La Cour de cassation (qui n'est pas une cour suprême...), le juge du droit dans l'ordre judiciaire, a pour rôle de faire respecter la bonne application de la loi et, parfois, à cette occasion, d'unifier la jurisprudence des cours d'appel si elle montre des divergences ; elle exerce aussi un rôle, peut-on dire pour résumer l'idée, disciplinaire, en cassant les arrêts qui soit refusent de juger (déni de justice) soit dépassent les compétences et attributions du juge (le juge judiciaire ne peut pas juger une question qui ne lui est pas soumise et doit de façon générale respecter les règles du procès). #L1

La présente décision montre un cas de mauvaise application de la loi (ce qui implique une cassation pour violation de la loi suivant la demande du moyen de droit produit par la partie demandant la censure de l'arrêt) ; il s'agissait donc ici de faire respecter la bonne application de la loi, ce que le juge du droit fait.
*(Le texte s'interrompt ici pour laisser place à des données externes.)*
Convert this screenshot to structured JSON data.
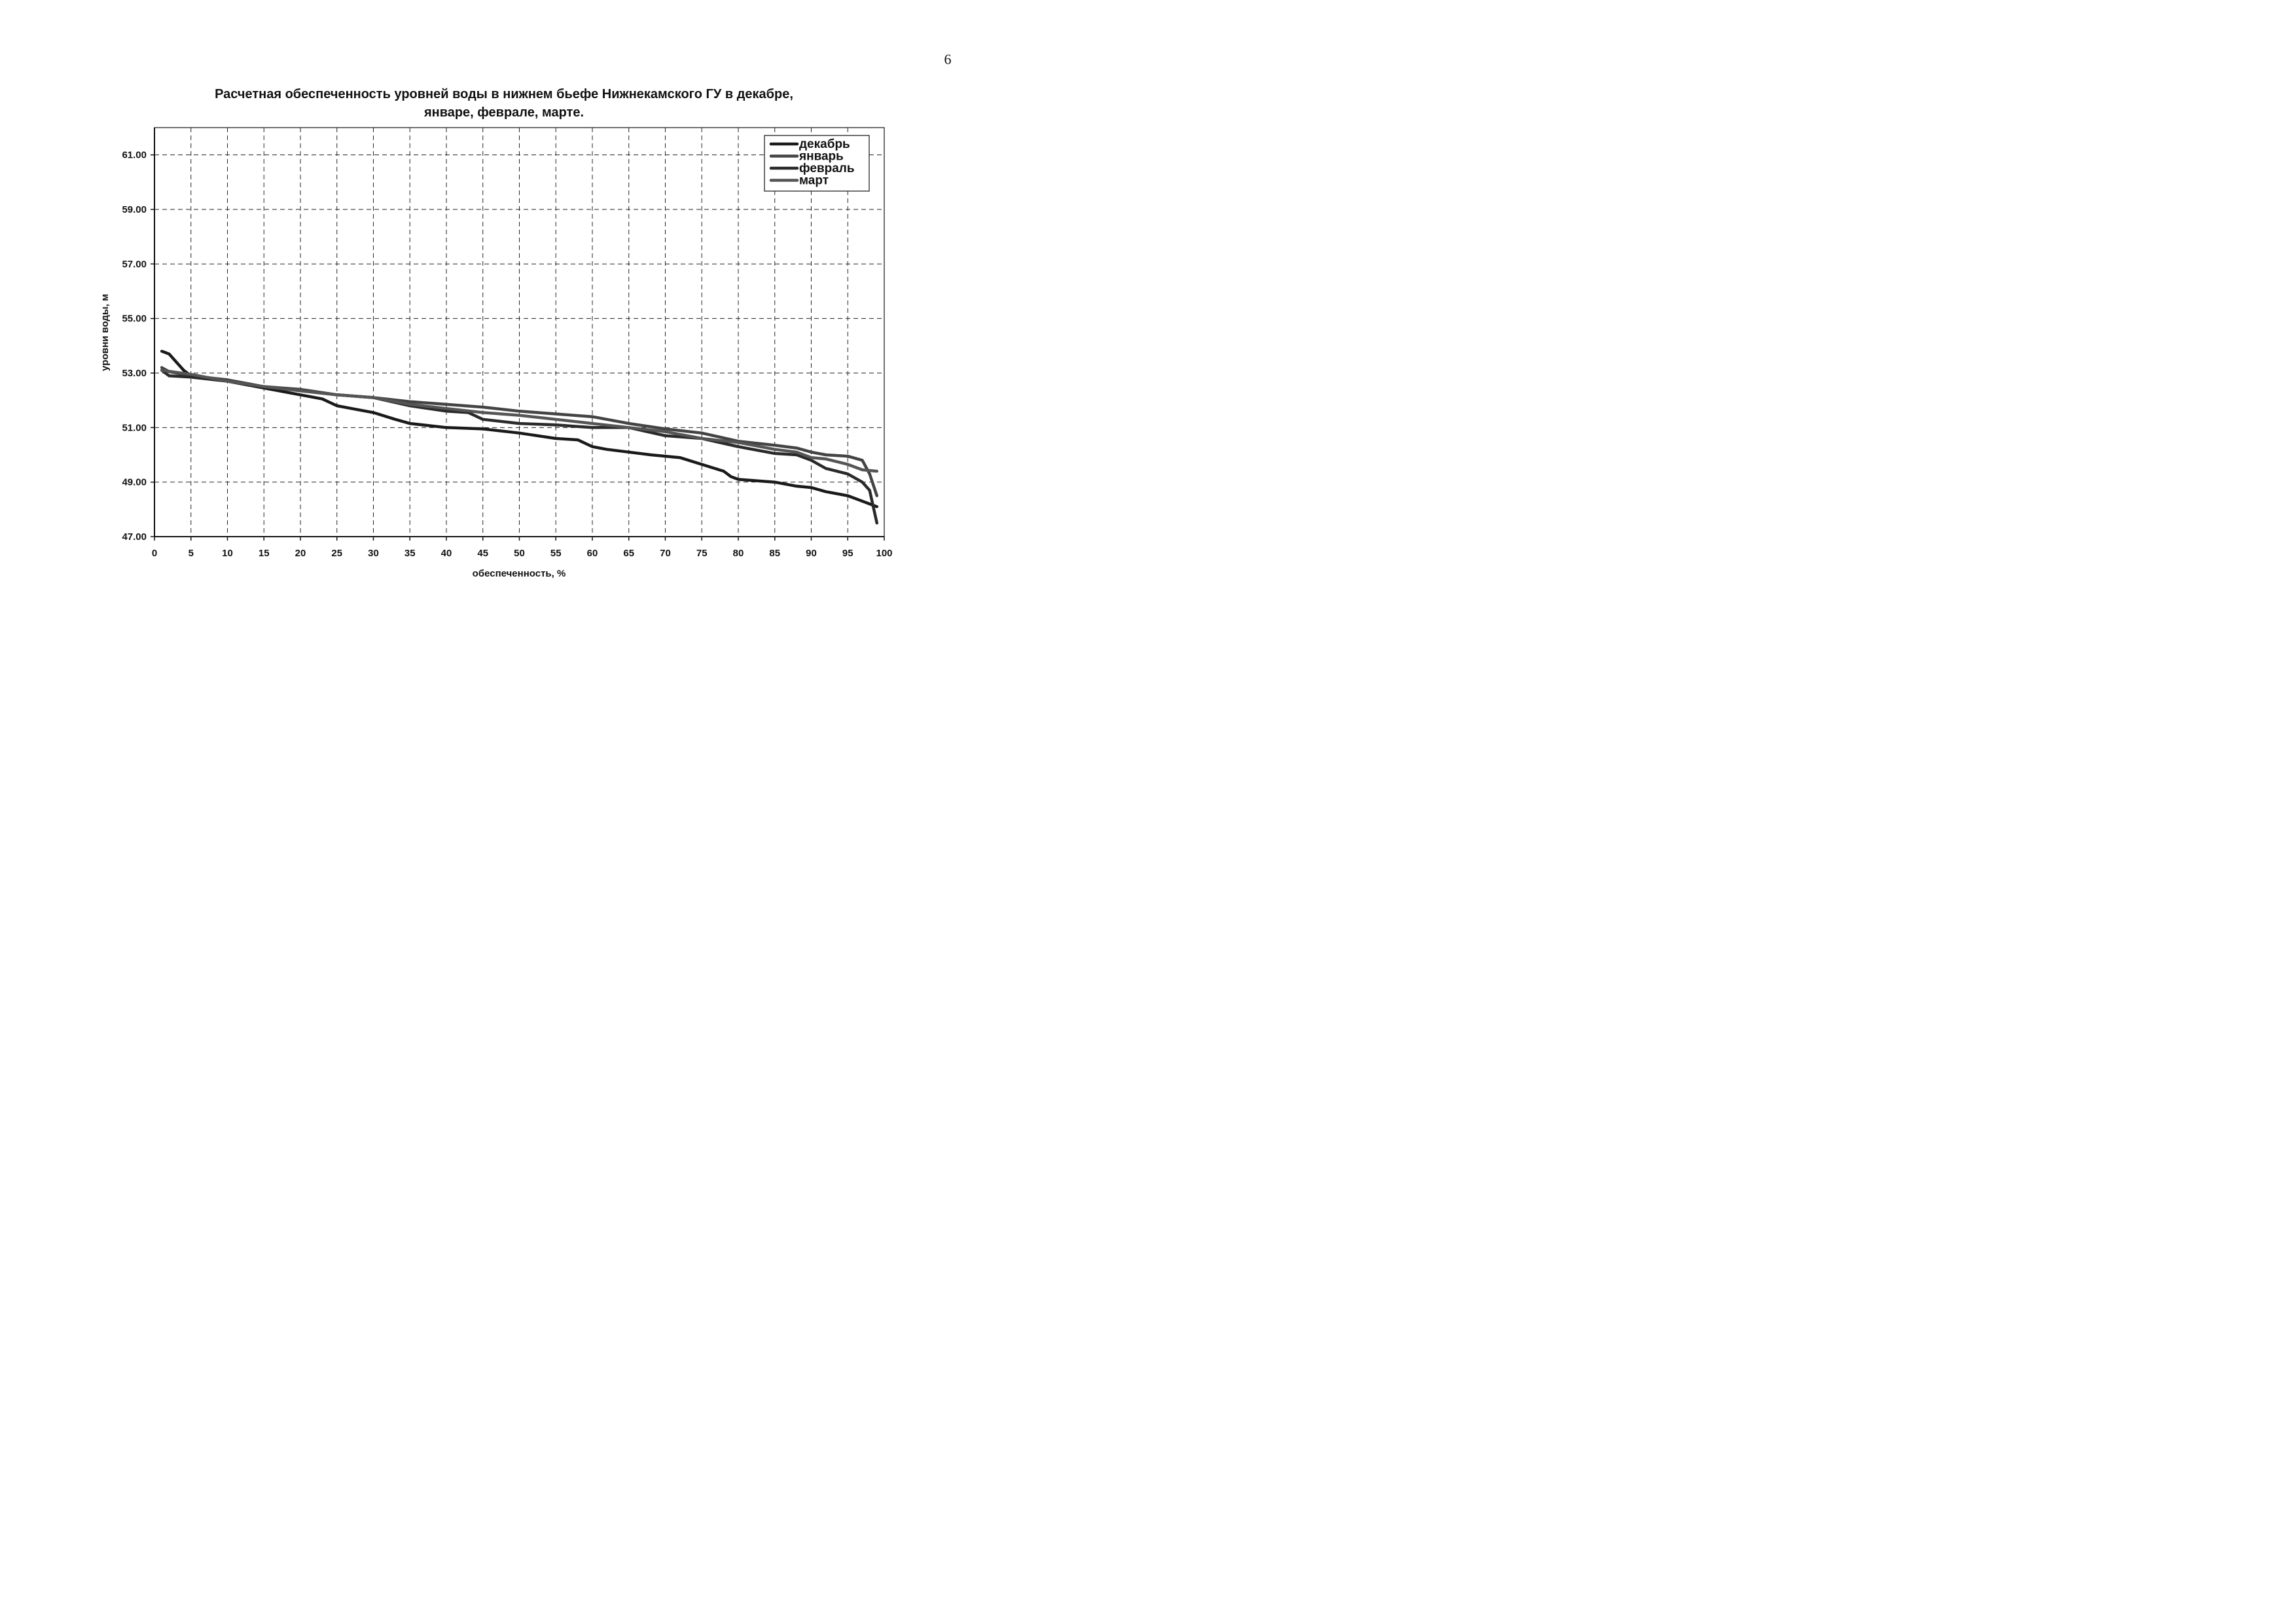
{
  "page": {
    "number": "6"
  },
  "chart_data": {
    "type": "line",
    "title_lines": [
      "Расчетная обеспеченность уровней воды в нижнем бьефе Нижнекамского ГУ в декабре,",
      "январе, феврале, марте."
    ],
    "xlabel": "обеспеченность, %",
    "ylabel": "уровни воды, м",
    "xlim": [
      0,
      100
    ],
    "ylim": [
      47,
      62
    ],
    "x_ticks": [
      0,
      5,
      10,
      15,
      20,
      25,
      30,
      35,
      40,
      45,
      50,
      55,
      60,
      65,
      70,
      75,
      80,
      85,
      90,
      95,
      100
    ],
    "x_tick_labels": [
      "0",
      "5",
      "10",
      "15",
      "20",
      "25",
      "30",
      "35",
      "40",
      "45",
      "50",
      "55",
      "60",
      "65",
      "70",
      "75",
      "80",
      "85",
      "90",
      "95",
      "100"
    ],
    "y_ticks": [
      47,
      49,
      51,
      53,
      55,
      57,
      59,
      61
    ],
    "y_tick_labels": [
      "47.00",
      "49.00",
      "51.00",
      "53.00",
      "55.00",
      "57.00",
      "59.00",
      "61.00"
    ],
    "grid": true,
    "legend_position": "top-right",
    "series": [
      {
        "name": "декабрь",
        "color": "#1a1a1a",
        "x": [
          1,
          2,
          3,
          4,
          5,
          10,
          15,
          20,
          23,
          25,
          27,
          30,
          33,
          35,
          40,
          45,
          50,
          55,
          58,
          60,
          62,
          65,
          68,
          70,
          72,
          75,
          78,
          79,
          80,
          85,
          88,
          90,
          92,
          95,
          97,
          98,
          99
        ],
        "y": [
          53.8,
          53.7,
          53.4,
          53.1,
          52.9,
          52.7,
          52.45,
          52.2,
          52.05,
          51.8,
          51.7,
          51.55,
          51.3,
          51.15,
          51.0,
          50.95,
          50.8,
          50.6,
          50.55,
          50.3,
          50.2,
          50.1,
          50.0,
          49.95,
          49.9,
          49.65,
          49.4,
          49.2,
          49.1,
          49.0,
          48.85,
          48.8,
          48.65,
          48.5,
          48.3,
          48.2,
          48.1
        ]
      },
      {
        "name": "январь",
        "color": "#444444",
        "x": [
          1,
          2,
          5,
          10,
          15,
          20,
          25,
          30,
          35,
          40,
          45,
          50,
          55,
          60,
          65,
          70,
          75,
          80,
          85,
          88,
          90,
          92,
          95,
          97,
          98,
          99
        ],
        "y": [
          53.2,
          53.05,
          52.9,
          52.75,
          52.5,
          52.4,
          52.2,
          52.1,
          51.95,
          51.85,
          51.75,
          51.6,
          51.5,
          51.4,
          51.15,
          50.95,
          50.8,
          50.5,
          50.35,
          50.25,
          50.1,
          50.0,
          49.95,
          49.8,
          49.3,
          48.5
        ]
      },
      {
        "name": "февраль",
        "color": "#2a2a2a",
        "x": [
          1,
          2,
          5,
          10,
          15,
          20,
          25,
          30,
          35,
          40,
          43,
          45,
          50,
          55,
          60,
          65,
          70,
          75,
          80,
          85,
          88,
          90,
          92,
          95,
          97,
          98,
          99
        ],
        "y": [
          53.1,
          52.9,
          52.85,
          52.7,
          52.5,
          52.35,
          52.2,
          52.1,
          51.8,
          51.6,
          51.55,
          51.3,
          51.15,
          51.1,
          51.0,
          51.0,
          50.7,
          50.6,
          50.3,
          50.05,
          50.0,
          49.8,
          49.5,
          49.3,
          49.0,
          48.7,
          47.5
        ]
      },
      {
        "name": "март",
        "color": "#555555",
        "x": [
          1,
          5,
          10,
          15,
          20,
          25,
          30,
          35,
          40,
          45,
          50,
          55,
          60,
          65,
          70,
          75,
          80,
          85,
          88,
          90,
          92,
          95,
          97,
          99
        ],
        "y": [
          53.1,
          52.95,
          52.7,
          52.5,
          52.35,
          52.2,
          52.1,
          51.85,
          51.7,
          51.55,
          51.45,
          51.3,
          51.15,
          51.0,
          50.85,
          50.6,
          50.45,
          50.2,
          50.1,
          49.9,
          49.85,
          49.65,
          49.45,
          49.4
        ]
      }
    ]
  }
}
En ayant dû examiner de multiples dossiers de possessions de terre, assez jeune, l'usucapion m'a presque toujours été familière. Quoiqu'elle fut parmi les premiers dossiers (pratiques) que j'ai eu à traiter, elle continua à sonner comme une drôle de chose. Il ne nous étonne pas que des juges d'appel puissent avoir quelques réticences à la faire jouer : et donc à appliquer la loi. Soit ici à admettre qu'une possession de trente an puisse succéder à un titre - généralement authentique, et souvent notarié !

Ce ne sont pas des réticences politiques ou franches, ce sont des réticences inconscientes et culturelles. L'ensemble du droit fonctionne dans 90 % des as avec des titres, des contrats, actes... parfois dits instruments (clin d'oeil). Le juge décide généralement entre des titres et tranche dans des titres. Et voilà que la possession casse cette ambiance faite de voies normalisées. Faites d'actes, de contrats et de titres... Avec du papier. Avec des signatures. Avec une date. Avec une antériorité et une suite entre actes.

On manque d'anthropologie juridique. Mais là on en aperçoit un morceau. Le juge habitué aux papiers juridiques, savants et bien écrits, aux actes juridiques (contrats et autres...!), aux titres en bon ordre, eh bien ce juge se retrouve plongé dans la boue, l'herbe et la vieille barrière qu'une expertise a sorti de terre et qui y est enfouie depuis plus d'un demi siècle.

La limite initiale de la propriété a été perdue, celle-là même que les titres de propriété, souvent anciens, décrivent (parfois avec un bornage donc des mesures précises). Mais... L'un a grignoté. S'est installé. A occupé, occupation ! A possédé, possession ! Quand un bien a déjà un propriétaire on ne parle pas d'occupation (qui est un mode d'acquisition primaire de la propriété, mais de possession.

Et l'usucapion s'est mise en marche, depuis plus de trente ans mais on ne sait depuis quand. La prescription a pu jouer. A joué.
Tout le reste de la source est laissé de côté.